Accueil Actu

Les caméras-piétons pour accompagner les LBD n'est pas la "solution miracle"

Plutôt bien accueillie chez les policiers, la décision du ministre de l'Intérieur Christophe Castaner d'équiper de caméras-piétons les forces de l'ordre dotées du controversé lanceur de balles de défense (LBD) n'est pourtant pas "la solution miracle".

"La démarche est bonne. Il y a une prise de conscience que ces blessures sont graves. Cela peut avoir un facteur apaisant d'un côté comme de l'autre", estime une source policière.

Face à la controverse autour des LBD, une arme non-létale tirant des balles de caoutchouc de 40 mm de diamètre, accusés d'avoir causé de graves blessures et notamment d'avoir éborgné des manifestants, Christophe Castaner a annoncé mardi que les policiers et gendarmes utilisant cette arme seraient équipés d'une caméra-piéton dès samedi, lors de l'acte 11 des "gilets jaunes".
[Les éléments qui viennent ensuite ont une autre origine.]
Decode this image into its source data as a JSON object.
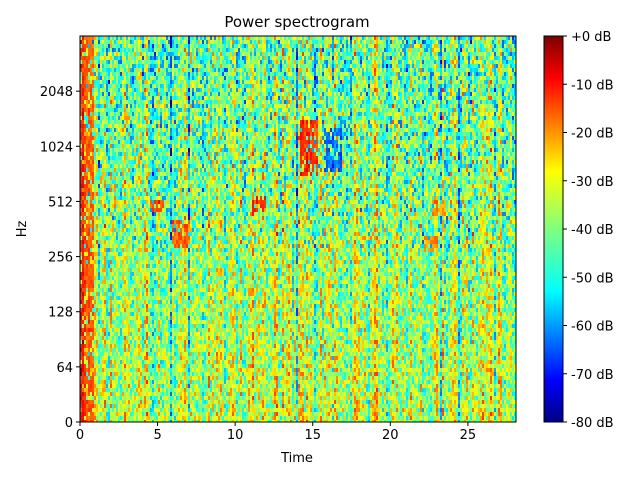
{
  "chart_data": {
    "type": "heatmap",
    "title": "Power spectrogram",
    "xlabel": "Time",
    "ylabel": "Hz",
    "xlim": [
      0,
      28.1
    ],
    "x_ticks": [
      0,
      5,
      10,
      15,
      20,
      25
    ],
    "y_scale": "log2 (symlog)",
    "y_ticks": [
      "0",
      "64",
      "128",
      "256",
      "512",
      "1024",
      "2048"
    ],
    "colormap": "jet",
    "colorbar": {
      "range_db": [
        -80,
        0
      ],
      "ticks": [
        "+0 dB",
        "-10 dB",
        "-20 dB",
        "-30 dB",
        "-40 dB",
        "-50 dB",
        "-60 dB",
        "-70 dB",
        "-80 dB"
      ]
    },
    "value_range_db": [
      -80,
      0
    ],
    "features": [
      {
        "time": 0.3,
        "freq_range": [
          0,
          4096
        ],
        "db": -10
      },
      {
        "time": 5,
        "freq": 480,
        "db": -5
      },
      {
        "time": 6.5,
        "freq_range": [
          290,
          400
        ],
        "db": -10
      },
      {
        "time": 11.5,
        "freq": 490,
        "db": -5
      },
      {
        "time": 14.8,
        "freq_range": [
          700,
          1400
        ],
        "db": -5
      },
      {
        "time": 16.3,
        "freq_range": [
          750,
          1300
        ],
        "db": -70
      },
      {
        "time": 22.6,
        "freq": 300,
        "db": -15
      },
      {
        "time": 23.2,
        "freq": 470,
        "db": -15
      }
    ]
  }
}
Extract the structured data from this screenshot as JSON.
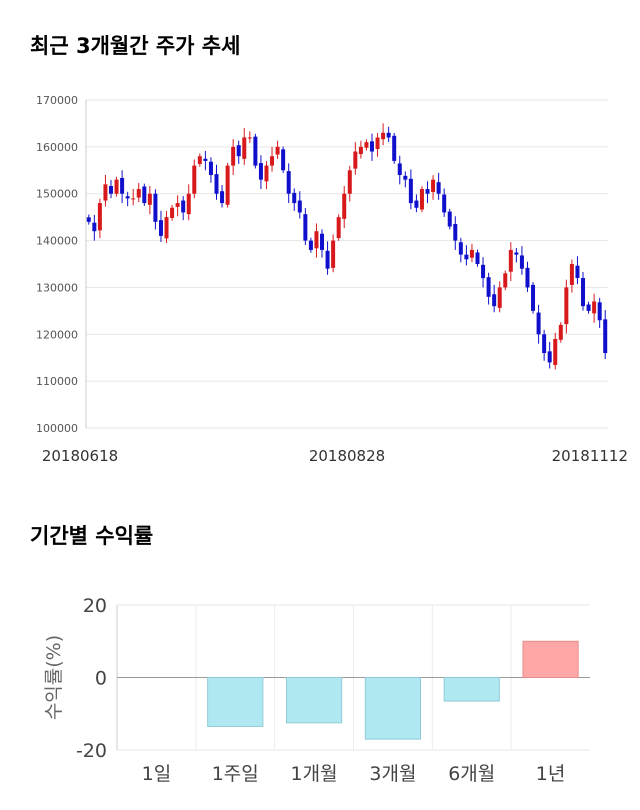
{
  "price_section": {
    "title": "최근 3개월간 주가 추세"
  },
  "returns_section": {
    "title": "기간별 수익률"
  },
  "colors": {
    "up": "#d7191c",
    "down": "#1010cc",
    "positive_bar": "#ffa6a6",
    "negative_bar": "#b0e8f2"
  },
  "chart_data": [
    {
      "type": "candlestick",
      "title": "최근 3개월간 주가 추세",
      "ylim": [
        100000,
        170000
      ],
      "y_ticks": [
        100000,
        110000,
        120000,
        130000,
        140000,
        150000,
        160000,
        170000
      ],
      "x_tick_labels": [
        "20180618",
        "20180828",
        "20181112"
      ],
      "grid": true,
      "close_series": [
        144000,
        142000,
        148000,
        152000,
        150000,
        153000,
        150000,
        149000,
        149000,
        151000,
        148000,
        150000,
        144000,
        141000,
        145000,
        147000,
        148000,
        146000,
        150000,
        156000,
        158000,
        157000,
        154000,
        150000,
        148000,
        156000,
        160000,
        158000,
        162000,
        162000,
        156000,
        153000,
        156000,
        158000,
        160000,
        155000,
        150000,
        148000,
        146000,
        140000,
        138000,
        142000,
        138000,
        134000,
        140000,
        145000,
        150000,
        155000,
        159000,
        160000,
        161000,
        159000,
        162000,
        163000,
        162000,
        157000,
        154000,
        153000,
        148000,
        147000,
        151000,
        150000,
        153000,
        150000,
        146000,
        143000,
        140000,
        137000,
        136000,
        138000,
        135000,
        132000,
        128000,
        126000,
        130000,
        133000,
        138000,
        137000,
        134000,
        130000,
        125000,
        120000,
        116000,
        114000,
        119000,
        122000,
        130000,
        135000,
        132000,
        126000,
        125000,
        127000,
        123000,
        116000
      ]
    },
    {
      "type": "bar",
      "categories": [
        "1일",
        "1주일",
        "1개월",
        "3개월",
        "6개월",
        "1년"
      ],
      "values": [
        0,
        -13.5,
        -12.5,
        -17,
        -6.5,
        10
      ],
      "ylabel": "수익률(%)",
      "ylim": [
        -20,
        20
      ],
      "y_ticks": [
        20,
        0,
        -20
      ],
      "grid": true
    }
  ]
}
Mercredi, le directeur général de la police nationale (DGPN) Éric Morvan a donné instruction de doter "dans toute la mesure du possible, les policiers porteurs du LBD d'une caméra-piéton".

"La majorité des utilisateurs de LBD seront équipés dès samedi mais pas tous", selon une source proche du dossier, qui souligne la difficulté de réaffecter des caméras prévues initialement pour les contrôles d'identité.

Dès lors, soit l'utilisateur de LBD porte une caméra-piéton, soit c'est un de ses collègues à proximité. Une troisième possibilité existe déjà "à petite échelle" avec un policier qui filme le maintien de l'ordre dans son ensemble.

La caméra-piéton n'est cependant pas "la solution miracle" jugent des sources policières. C'est même "une vraie fausse bonne idée", pour Frédéric Lagache du syndicat Alliance.

La caméra doit être déclenchée avant l'action, et elle ne peut pas tourner 24h/24 car elle ne dispose que de 3H d'autonomie. "Dans une situation d'urgence de maintien de l'ordre, sur de la légitime défense, je ne sais pas comment le collègue déclenche la caméra", souligne Frédéric Lagache.

"En aucun cas l'absence d'enregistrement ne peut pour autant constituer un motif invalidant le recours au LBD", rappelle d'ailleurs Eric Morvan dans son instruction.

- "Climat de suspicion"-

Une expérience a été menée dans l'Ain à Bourg-en-Bresse lors de l'acte 10 des "gilets jaunes" où les porteurs de LBD ont été équipés d'une caméra.

"On a vu que selon où est positionnée la caméra - le torse ou le sternum - cela fonctionne plus ou moins bien", explique à l'AFP une source policière. Lorsque le tireur épaule son LBD, "la caméra peut aussi bouger" ou l'image "être masquée par un bras", selon cette source. Mais "le niveau sonore est cependant très bon", ajoute-t-elle.

Autre inconvénient : la distance. Les LBD ont une portée jusqu'à 25 voire 50 mètres. La caméra-piéton "est utilisée pour le contrôle d'identité", rappelle Frédéric Lagache, et "au delà de 5 mètres on ne voit rien" sur l'enregistrement.

"La luminosité a aussi son importance, la nuit on ne voit rien non plus", ajoute la source policière pour qui "il ne faut pas croire que c'est l'alpha et l'oméga, c'est juste la meilleurs solution pour le moment".

Alternative CFDT qui "salue" cette initiative met cependant "en garde les autorités contre la volonté d’imposer un déclenchement permanent qui pourrait laisser croire une certaine suspicion quant aux comportements des policiers et gendarmes face aux +gilets jaunes+".

"Le climat de suspicion vise une fois de plus la police", insiste Fredéric Lagache, "mais puisqu'il faut prouver par l'absurde, nous le ferons. Nous n'avons rien à cacher".

"En 2018, le nombre de policiers de sécurité publique blessés en maintien de l'ordre et service d'ordre a augmenté de +400%. Tout ce qui permet de faire baisser le niveau de violence est fondamental", a tweeté mercredi Eric Morvan.

"La caméra-piéton, associée dans la mesure du possible à l’usage du LBD, éclairera le contexte de violences et la réponse des forces de l'ordre. Nous travaillons à une solution vidéo intégrée et performante", a-t-il aussi twitté.

Selon M. Castaner, sur 81 enquêtes dont a été saisie l'Inspection générale de la police nationale (IGPN), quatre concernent des personnes gravement blessées à l’œil par des LBD depuis le début du mouvement le 17 novembre. Mais selon le collectif militant "Désarmons-les" et le journaliste indépendant David Dufresne, 17 personnes ont perdu un œil.